Whatever you need to use to have a wonderful and enjoyable sexual experience, use it. Don’t ever feel ashamed. Always do what’s best for your mind body and soul.
If lube is a staple in your sex life, amazing! If it’s not, amazing!
I love lube and I find it really enhances sex and gives me ultimate pleasure. But I don’t always need it, it’s if I choose to and want to. Isn’t that what we all truely want from sex? For our minds to be blown and our bodies to be sent into another dimension? I certainly do.
You can never go wrong with a bit of extra lubrication.
I think lube and the proper use of it should be taught in sex education. When I was in high school, there was so much myth around the use of lube that no really knew how to use it and probably still don’t. Haha.

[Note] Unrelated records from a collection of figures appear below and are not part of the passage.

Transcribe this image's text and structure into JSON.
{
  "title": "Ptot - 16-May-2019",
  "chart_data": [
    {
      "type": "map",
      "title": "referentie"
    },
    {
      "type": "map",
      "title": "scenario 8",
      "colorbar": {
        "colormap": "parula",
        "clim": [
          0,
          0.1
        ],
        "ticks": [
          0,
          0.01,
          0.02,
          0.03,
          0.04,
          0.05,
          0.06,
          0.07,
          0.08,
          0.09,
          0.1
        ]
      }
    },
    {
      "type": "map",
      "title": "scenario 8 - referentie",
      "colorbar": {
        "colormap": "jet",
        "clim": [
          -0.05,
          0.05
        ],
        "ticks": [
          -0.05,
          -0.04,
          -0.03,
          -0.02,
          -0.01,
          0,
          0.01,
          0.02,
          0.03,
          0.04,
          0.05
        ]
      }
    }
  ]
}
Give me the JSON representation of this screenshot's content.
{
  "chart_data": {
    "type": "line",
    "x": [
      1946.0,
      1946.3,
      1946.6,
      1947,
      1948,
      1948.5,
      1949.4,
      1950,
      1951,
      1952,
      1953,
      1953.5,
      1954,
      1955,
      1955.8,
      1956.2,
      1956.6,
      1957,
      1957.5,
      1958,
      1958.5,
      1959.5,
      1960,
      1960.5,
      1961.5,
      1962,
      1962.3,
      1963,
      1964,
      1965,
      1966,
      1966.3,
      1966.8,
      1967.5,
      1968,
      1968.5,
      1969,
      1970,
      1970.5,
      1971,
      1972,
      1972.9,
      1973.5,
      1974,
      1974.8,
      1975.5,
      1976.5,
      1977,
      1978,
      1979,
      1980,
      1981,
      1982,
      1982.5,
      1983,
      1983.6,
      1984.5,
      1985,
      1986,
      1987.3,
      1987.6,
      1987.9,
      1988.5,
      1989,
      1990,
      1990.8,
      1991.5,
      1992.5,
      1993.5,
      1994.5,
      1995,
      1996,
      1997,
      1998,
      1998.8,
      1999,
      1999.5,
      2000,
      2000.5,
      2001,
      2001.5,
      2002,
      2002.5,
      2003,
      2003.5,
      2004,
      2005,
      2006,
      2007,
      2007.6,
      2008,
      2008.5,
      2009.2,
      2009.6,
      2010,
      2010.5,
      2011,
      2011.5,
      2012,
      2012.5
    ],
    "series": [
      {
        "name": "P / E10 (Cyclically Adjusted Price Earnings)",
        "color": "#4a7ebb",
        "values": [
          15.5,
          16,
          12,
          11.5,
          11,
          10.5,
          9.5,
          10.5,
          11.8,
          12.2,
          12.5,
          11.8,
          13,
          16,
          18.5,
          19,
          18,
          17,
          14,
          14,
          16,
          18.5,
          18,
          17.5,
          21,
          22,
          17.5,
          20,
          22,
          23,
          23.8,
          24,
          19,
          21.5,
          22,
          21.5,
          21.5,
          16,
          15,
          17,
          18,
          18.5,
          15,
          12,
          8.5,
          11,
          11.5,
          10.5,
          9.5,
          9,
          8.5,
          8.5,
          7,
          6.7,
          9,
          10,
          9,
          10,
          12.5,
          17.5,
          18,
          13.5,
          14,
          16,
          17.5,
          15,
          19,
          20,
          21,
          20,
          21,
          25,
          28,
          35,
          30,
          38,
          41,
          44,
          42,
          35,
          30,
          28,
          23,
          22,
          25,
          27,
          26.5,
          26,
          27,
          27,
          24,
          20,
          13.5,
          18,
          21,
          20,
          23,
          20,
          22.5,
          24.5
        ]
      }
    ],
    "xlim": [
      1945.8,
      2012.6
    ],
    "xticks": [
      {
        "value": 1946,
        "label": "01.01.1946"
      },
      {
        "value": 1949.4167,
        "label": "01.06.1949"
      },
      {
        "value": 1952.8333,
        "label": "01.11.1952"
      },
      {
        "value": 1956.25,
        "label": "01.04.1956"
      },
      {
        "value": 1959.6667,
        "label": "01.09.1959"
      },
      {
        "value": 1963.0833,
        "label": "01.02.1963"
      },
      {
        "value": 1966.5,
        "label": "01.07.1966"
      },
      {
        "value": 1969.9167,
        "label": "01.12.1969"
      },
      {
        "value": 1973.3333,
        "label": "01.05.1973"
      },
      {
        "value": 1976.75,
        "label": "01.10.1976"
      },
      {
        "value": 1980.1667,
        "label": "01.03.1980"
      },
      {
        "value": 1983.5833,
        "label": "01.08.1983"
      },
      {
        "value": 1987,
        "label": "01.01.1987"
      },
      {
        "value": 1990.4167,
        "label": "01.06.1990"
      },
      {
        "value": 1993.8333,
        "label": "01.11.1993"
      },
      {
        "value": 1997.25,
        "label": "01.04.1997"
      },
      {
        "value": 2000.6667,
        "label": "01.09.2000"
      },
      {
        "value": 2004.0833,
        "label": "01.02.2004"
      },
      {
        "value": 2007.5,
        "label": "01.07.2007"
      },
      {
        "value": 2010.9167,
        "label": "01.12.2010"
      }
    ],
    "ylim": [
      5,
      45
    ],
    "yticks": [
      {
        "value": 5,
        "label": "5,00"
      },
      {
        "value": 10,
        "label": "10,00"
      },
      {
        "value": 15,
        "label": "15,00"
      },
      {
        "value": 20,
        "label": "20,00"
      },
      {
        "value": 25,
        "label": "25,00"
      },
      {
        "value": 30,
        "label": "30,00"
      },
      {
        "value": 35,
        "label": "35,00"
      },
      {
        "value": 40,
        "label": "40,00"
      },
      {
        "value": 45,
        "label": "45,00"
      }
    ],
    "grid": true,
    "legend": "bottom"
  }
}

Millie (IG: @milliesykess):
In the earlier, more confused years of my sexual exploration the thought of mentioning lube was pretty mortifying. To me, the suggestion of lube screamed ‘Not good enough! You’re dryer than the Sahara desert down there! He needs use tube juice to fix all that is wrong with you and your malfunctioning parts..pathetic!’. Unfortunately, I hadn’t gaged that my parts were working just fine, he just didn’t quite know how to operate them.
Now, I keep a bottle handy in my top drawer at all times. If I feel the slightest chafe, or if i’m just in the mood to get slippery I’m opening that drawer. It’s an awesome bedside companion, an aid for me rather than a symbol of my sexual inadequacy.